We performed an integrated analysis of drug chemical structures and drug-induced transcriptional responses. We demonstrated that a network representing three-dimensional structural similarities among 5452 compounds can be used to automatically group together drugs with similar scaffolds, physicochemical parameters and mode-of-action. We compared the structural network to a network representing transcriptional similarities among a subset of 1309 drugs for which transcriptional response were available in the Connectivity Map data set. Analysis of structurally similar, but transcriptionally different drugs sharing the same MOA enabled us to detect and remove weak and noisy transcriptional responses, greatly enhancing the reliability of transcription-based approaches to drug discovery and drug repositioning. Cardiac glycosides exhibited the strongest transcriptional responses with a significant induction of pathways related to epigenetic regulation, which suggests an epigenetic mechanism of action for these drugs. Drug classes with the weakest transcriptional responses tended to induce expression of cytochrome P450 enzymes, hinting at drug-induced drug resistance.

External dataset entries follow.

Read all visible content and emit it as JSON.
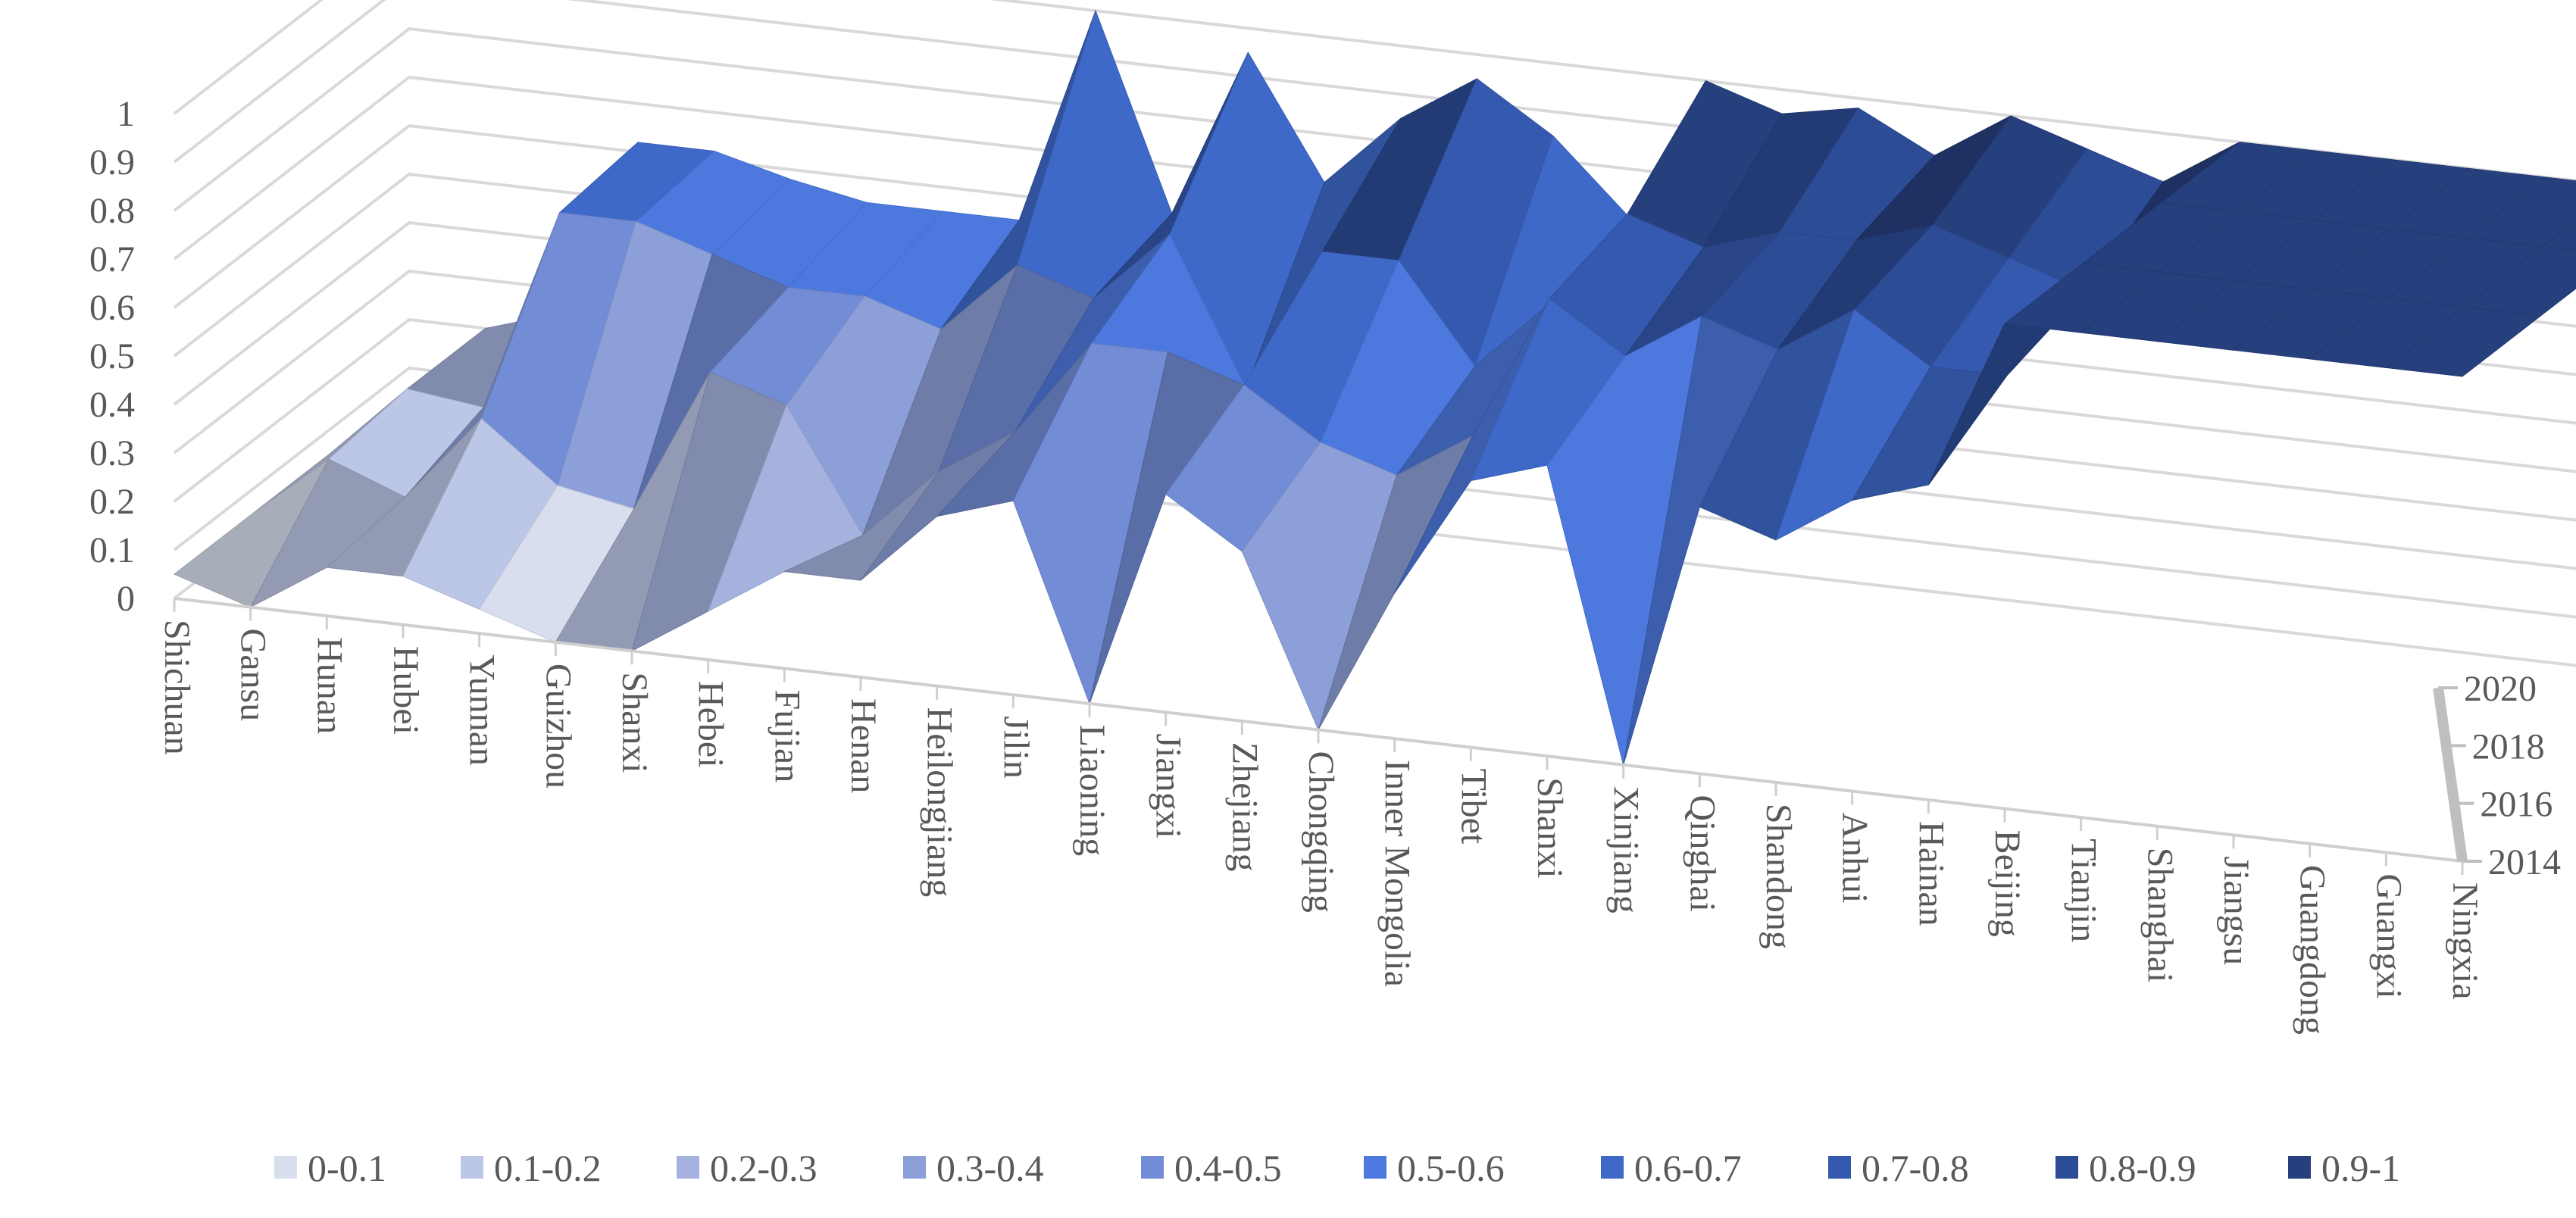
{
  "chart_data": {
    "type": "3d-surface",
    "title": "",
    "categories": [
      "Shichuan",
      "Gansu",
      "Hunan",
      "Hubei",
      "Yunnan",
      "Guizhou",
      "Shanxi",
      "Hebei",
      "Fujian",
      "Henan",
      "Heilongjiang",
      "Jilin",
      "Liaoning",
      "Jiangxi",
      "Zhejiang",
      "Chongqing",
      "Inner Mongolia",
      "Tibet",
      "Shanxi",
      "Xinjiang",
      "Qinghai",
      "Shandong",
      "Anhui",
      "Hainan",
      "Beijing",
      "Tianjin",
      "Shanghai",
      "Jiangsu",
      "Guangdong",
      "Guangxi",
      "Ningxia"
    ],
    "z_labels": [
      "2014",
      "2016",
      "2018",
      "2020"
    ],
    "y_ticks": [
      "0",
      "0.1",
      "0.2",
      "0.3",
      "0.4",
      "0.5",
      "0.6",
      "0.7",
      "0.8",
      "0.9",
      "1"
    ],
    "ylim": [
      0,
      1
    ],
    "series": [
      {
        "name": "2014",
        "values": [
          0.05,
          0.0,
          0.1,
          0.1,
          0.05,
          0.0,
          0.0,
          0.1,
          0.2,
          0.2,
          0.35,
          0.4,
          0.0,
          0.45,
          0.35,
          0.0,
          0.3,
          0.55,
          0.6,
          0.0,
          0.55,
          0.5,
          0.6,
          0.65,
          1,
          1,
          1,
          1,
          1,
          1,
          1
        ]
      },
      {
        "name": "2016",
        "values": [
          0.05,
          0.18,
          0.12,
          0.3,
          0.18,
          0.15,
          0.45,
          0.4,
          0.15,
          0.3,
          0.4,
          0.6,
          0.6,
          0.55,
          0.45,
          0.4,
          0.5,
          0.8,
          0.7,
          0.8,
          0.75,
          0.85,
          0.75,
          0.75,
          1,
          1,
          1,
          1,
          1,
          1,
          1
        ]
      },
      {
        "name": "2018",
        "values": [
          0.05,
          0.2,
          0.18,
          0.6,
          0.6,
          0.55,
          0.5,
          0.5,
          0.45,
          0.6,
          0.55,
          0.7,
          0.4,
          0.7,
          0.7,
          0.5,
          0.65,
          0.85,
          0.8,
          0.85,
          0.85,
          0.9,
          0.85,
          0.8,
          1,
          1,
          1,
          1,
          1,
          1,
          1
        ]
      },
      {
        "name": "2020",
        "values": [
          0.05,
          0.2,
          0.25,
          0.62,
          0.62,
          0.58,
          0.55,
          0.55,
          0.55,
          1.0,
          0.6,
          0.95,
          0.7,
          0.85,
          0.95,
          0.85,
          0.7,
          1.0,
          0.95,
          0.98,
          0.9,
          1.0,
          0.95,
          0.9,
          1,
          1,
          1,
          1,
          1,
          1,
          1
        ]
      }
    ],
    "legend": {
      "position": "bottom",
      "entries": [
        {
          "label": "0-0.1",
          "color": "#d8deee"
        },
        {
          "label": "0.1-0.2",
          "color": "#bcc6e6"
        },
        {
          "label": "0.2-0.3",
          "color": "#a5b2de"
        },
        {
          "label": "0.3-0.4",
          "color": "#8d9fd8"
        },
        {
          "label": "0.4-0.5",
          "color": "#728cd6"
        },
        {
          "label": "0.5-0.6",
          "color": "#4d79de"
        },
        {
          "label": "0.6-0.7",
          "color": "#3f69c8"
        },
        {
          "label": "0.7-0.8",
          "color": "#3559ae"
        },
        {
          "label": "0.8-0.9",
          "color": "#2d4c96"
        },
        {
          "label": "0.9-1",
          "color": "#263f7d"
        }
      ]
    },
    "grid": true
  }
}
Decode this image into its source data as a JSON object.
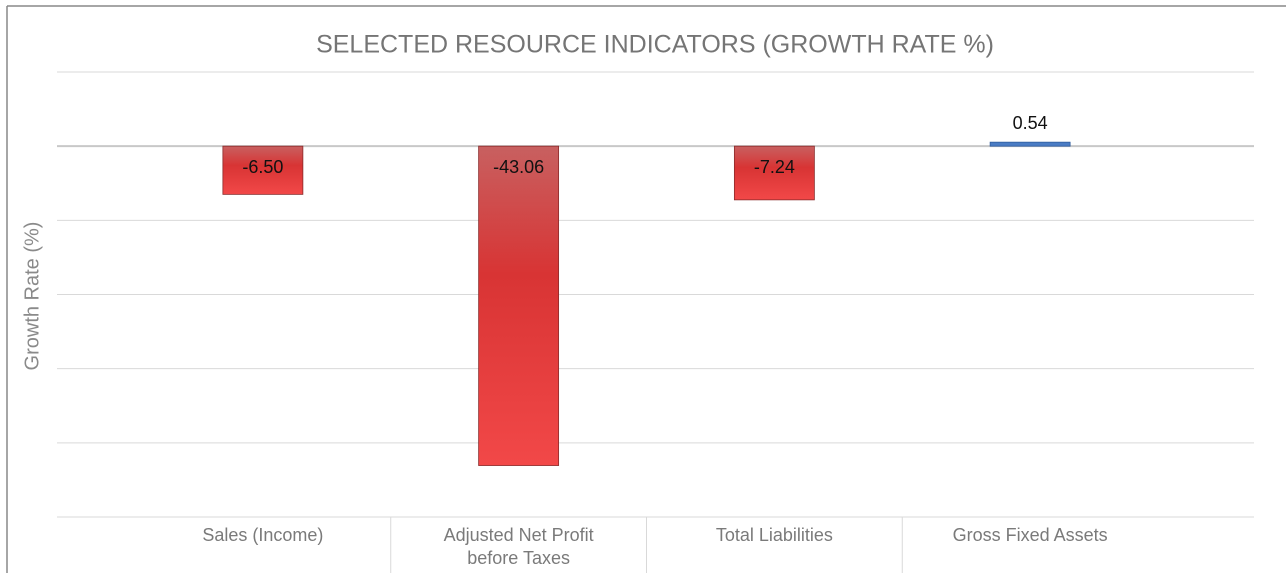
{
  "chart_data": {
    "type": "bar",
    "title": "SELECTED RESOURCE INDICATORS (GROWTH RATE %)",
    "y_label": "Growth Rate (%)",
    "categories": [
      "Sales (Income)",
      "Adjusted Net Profit before Taxes",
      "Total Liabilities",
      "Gross Fixed Assets"
    ],
    "values": [
      -6.5,
      -43.06,
      -7.24,
      0.54
    ],
    "value_labels": [
      "-6.50",
      "-43.06",
      "-7.24",
      "0.54"
    ],
    "colors": [
      "#e03c3c",
      "#e03c3c",
      "#e03c3c",
      "#4a7cc4"
    ],
    "ylim": [
      -50,
      10
    ],
    "yticks": [
      -50,
      -40,
      -30,
      -20,
      -10,
      0,
      10
    ],
    "grid": true
  }
}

Analysis of transcriptionally similar, but structurally different drugs with unrelated MOA, led us to the identification of a 'toxic' transcriptional signature indicative of lysosomal stress (lysosomotropism) and lipid accumulation (phospholipidosis) partially masking the target-specific transcriptional effects of these drugs. We found that this transcriptional signature is shared by 258 compounds and it is associated to the activation of the transcription factor TFEB, a master regulator of lysosomal biogenesis and autophagy. Finally, we built a predictive Random Forest model of these 258 compounds based on 128 physicochemical parameters, which should help in the early identification of potentially toxic drug candidates.